Essentially Ford's message was-- "Hey we just lost $8.7 billion. But don't worry, we got this idea...we are going to make smaller cars".

Now don't get me wrong, it seems like an obviously sound idea but I wonder if they are not a little late on this and more than a dollar short.  All the US car makers are in the same boat and their pace of adaption to business changes are glacially slow so I am not picking on Ford alone here.   Chrysler which is privately owned now seems equally flat footed so I don't think it's necessarily a function of managing short term business profits to long term strategic plans.

This would ordinarily be 20/20 hindsight commentary but this has happened before in the 1970s and 1980s. High oil prices caused a shift to higher fuel economy cars and smaller cars and the Japanese destroyed these companies for decades with various crisis and requests for bailout assistance.  

No question Americans love big SUVs, and they don't mind forking over a higher margin for them temping car companies all around the world..  

Much like Charlie Brown aiming for the football with Lucy promising that the football won't be pulled away again these high margins seem especially tempting for American car companies.  But are the short term higher margins worth the big write offs you take when the fuel price jumps and you have to retool plants?

Since Americans don't mind paying so much for large SUV's why not just make them with alternative fuel engines that give them ultra high fuel economy.  It may cost quite a bit more but American's have shown a propensity to pay extra for big behemoths and it would shield them from fluctuations in gasoline.  Of course if they do this they will sell less of them but they won't have to retool plants and risk bankruptcy on huge write offs every 20 years.  This thinking never seems to be factored in, time and again-- Just like Charlie Brown and his football..

With the plummeting dollar, and an increasingly competitive manufacturing base in the United States you would think this would give US car makers, particularly export oriented ones like GM a big edge selling to the 1.3 billion new consumers entering the marketplace. US based auto manufacturers actually have a huge opportunity to expand and grow as the US dollar provides a very large cushion of competitiveness.

If the US auto makers actually shifted to a new more technologically advanced fuel standard, wouldn't this give them a huge edge over foreign competitors? Wouldn't other countries be tempted to migrate to this new standard given the largest market in the world had shifted? This might be a chance for the American auto makers to become technological leaders for the first time in 40 years but they'd rather keeping kicking that same football.

Do we need a "Tabula Rasa" to get this kind of change in the industry? i.e. something like a bankruptcy to have these companies start from scratch or can management make the changes needed.

What's the reason for management's inability to adapt quickly or prepare for change? Why is it so much worse than other US industries?

Energy prices have been rising for years but why are the US companies caught so flat footed over and over?

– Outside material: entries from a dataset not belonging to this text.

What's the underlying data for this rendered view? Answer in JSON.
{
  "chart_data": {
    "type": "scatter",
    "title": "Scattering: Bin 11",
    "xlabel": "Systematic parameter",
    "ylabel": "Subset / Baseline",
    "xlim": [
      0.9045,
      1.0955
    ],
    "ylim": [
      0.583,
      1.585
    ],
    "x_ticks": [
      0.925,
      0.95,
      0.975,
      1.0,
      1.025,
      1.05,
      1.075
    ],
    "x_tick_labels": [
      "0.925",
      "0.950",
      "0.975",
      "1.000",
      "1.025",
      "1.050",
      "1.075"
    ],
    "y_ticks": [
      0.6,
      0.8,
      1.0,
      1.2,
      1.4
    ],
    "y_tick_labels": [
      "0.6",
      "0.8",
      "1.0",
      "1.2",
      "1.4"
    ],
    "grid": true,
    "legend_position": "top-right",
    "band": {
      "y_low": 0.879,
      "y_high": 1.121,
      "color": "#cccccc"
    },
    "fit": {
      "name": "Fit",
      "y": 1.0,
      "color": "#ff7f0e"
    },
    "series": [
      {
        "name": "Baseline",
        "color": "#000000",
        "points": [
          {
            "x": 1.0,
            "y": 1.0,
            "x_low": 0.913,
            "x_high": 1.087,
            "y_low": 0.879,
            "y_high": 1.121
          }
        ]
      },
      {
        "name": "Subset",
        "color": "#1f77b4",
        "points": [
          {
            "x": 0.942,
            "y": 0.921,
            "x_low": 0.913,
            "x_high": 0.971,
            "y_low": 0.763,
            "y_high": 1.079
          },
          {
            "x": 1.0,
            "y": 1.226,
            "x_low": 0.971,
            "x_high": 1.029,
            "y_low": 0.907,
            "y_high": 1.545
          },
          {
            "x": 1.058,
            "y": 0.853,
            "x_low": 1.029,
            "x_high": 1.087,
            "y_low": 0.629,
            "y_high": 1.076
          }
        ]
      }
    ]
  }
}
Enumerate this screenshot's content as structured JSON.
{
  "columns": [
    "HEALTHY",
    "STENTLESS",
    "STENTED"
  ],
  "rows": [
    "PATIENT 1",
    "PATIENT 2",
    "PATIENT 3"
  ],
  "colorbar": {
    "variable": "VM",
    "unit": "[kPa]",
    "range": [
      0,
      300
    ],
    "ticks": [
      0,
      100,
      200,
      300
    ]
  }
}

  • Is it the relationship between the companies and unions? Either lack of flexibility in contrasts or built in costs that give them a competitive disadvantage compared to everyone else?
  • Is the misalignment with our fuel taxes in the US vs Europe and Japan the reason our companies can't adapt quickly? I.e. if our gas prices are always lower are car companies that much more vulnerable when we experience big price surges because of the elasticity of demand for gasoline?
  • Is it a case of be careful what you wish for? The US Auto industry has lobbied tooth and nail to keep higher fuel economy standards from becoming law and the US has severely lagged against the rest of the world in these standards.  But the billions in political pork and back room lobbying has got them lower standards but has it now come back to haunt them?
  • Is it all of these combined or is it something completely different causing this. If so what?